Flights to Israel are famous for stirring up knee-jerk Zionism amongst young Jews. Listening to stories, watching muscular ex-military guys sit next to cute girls going back to seminary – Jews can seem pretty awesome. Within moments of being on the plane, particularist pride swells. People help each other fit bags in overhead compartments they way they would never do on a plane ride to Paris. When people sitting next to you ask about your life, it almost seems that they genuinely want to hear the answer. And all the while the added security measures make you feel that, finally, Jews are in control.
But feelings of ethnic pride quickly descend into racism and prejudice. For Jews, there is a danger of making the same mistake as did countless other groups after finding themselves, for the first time, in total control over their political destinies. I desperately want to believe it is possible to balance the universal and the particular – that ethnic solidarity with my own group and universalist solidarity with all who are oppressed are not mutually exclusive, but more and more it doesn’t seem to be possible. The wonder of finally being surrounded by people who are like you (at least ethnically) fades with the recognition of the discrimination required to sustain an ethnically homogenous society. In Israel, the knee-jerk particularist pride of being in a Jewish state is challenged by the glaringly oppressive relationship between the Jewish majority and everyone else. Israel privileges Jews over non-Jews. And in recent years, this has taken on a distinct racial dynamic with the influx of refugees from Eritrea, Sudan, and Ethiopia. African immigrants now do the menial labor and difficult service jobs once reserved for Palestinians who, since the building of the security wall, have for the most part been unable to find employment outside of occupied territory.
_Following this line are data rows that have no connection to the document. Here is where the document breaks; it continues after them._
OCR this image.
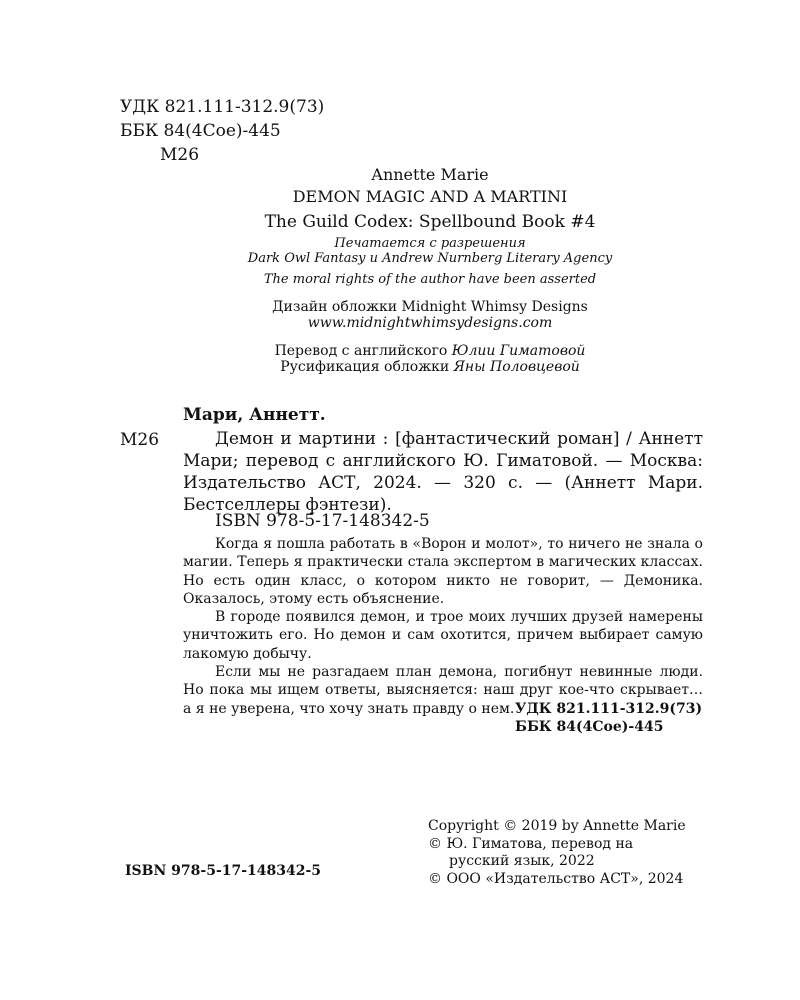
УДК 821.111-312.9(73)
ББК 84(4Сое)-445
М26
Annette Marie
DEMON MAGIC AND A MARTINI
The Guild Codex: Spellbound Book #4
Печатается с разрешения
Dark Owl Fantasy и Andrew Nurnberg Literary Agency
The moral rights of the author have been asserted
Дизайн обложки Midnight Whimsy Designs
www.midnightwhimsydesigns.com
Перевод с английского Юлии Гиматовой
Русификация обложки Яны Половцевой
Мари, Аннетт.
М26	Демон и мартини : [фантастический роман] / Аннетт Мари; перевод с английского Ю. Гиматовой. — Москва: Издательство АСТ, 2024. — 320 с. — (Аннетт Мари. Бестселлеры фэнтези).
ISBN 978-5-17-148342-5

Когда я пошла работать в «Ворон и молот», то ничего не знала о магии. Теперь я практически стала экспертом в магических классах. Но есть один класс, о котором никто не говорит, — Демоника. Оказалось, этому есть объяснение.

В городе появился демон, и трое моих лучших друзей намерены уничтожить его. Но демон и сам охотится, причем выбирает самую лакомую добычу.

Если мы не разгадаем план демона, погибнут невинные люди. Но пока мы ищем ответы, выясняется: наш друг кое-что скрывает… а я не уверена, что хочу знать правду о нем. УДК 821.111-312.9(73)
ББК 84(4Сое)-445
ISBN 978-5-17-148342-5
Copyright © 2019 by Annette Marie
© Ю. Гиматова, перевод на
русский язык, 2022
© ООО «Издательство АСТ», 2024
The young Israelis I lived with during my first three days in the country (prior to the start of the semester) seemed to have recognized the particularist/universalist conflict and given up. “Zionism is dead,” one of them declared on walk through Dizengoff Center. For young people concerned with inequality and exploitation, Judaism is less of a framework for a particularist community than it is a theological handbook for universal liberation. The ethno-centric obsessions of Diaspora Jews are at odds with the Judaism of these young Israelis, most of whom believe that everyone living in Israel should have the same rights, regardless of religion, race, or creed. Most American Jews support liberal ideals in U.S. politics. But when it comes to Israel, they seem to drop any shred of liberal egalitarian thought and embrace stubborn particularism.
The heat here in South Tel Aviv is brutal. I haven’t stopped sweating since my plane landed. But the heat doesn’t seem to bother the rest of the people in the neighborhood. The guys sleeping on the grassy medians in the middle of Har Tzion street are there because they have nowhere else to go, not because it’s hot. And the crowds of children chirping in a mix of Hebrew, English, and Amharic don’t seem bothered by the heat either. This is what the Zionist dream looks like today: African children speaking Hebrew, more Israeli and Jewish than their Diaspora counterparts will ever be. It’s a wonderful affirmation of universalism. But at the same time, the poverty and racism that surrounds the neighborhood means there is a lot to fight for.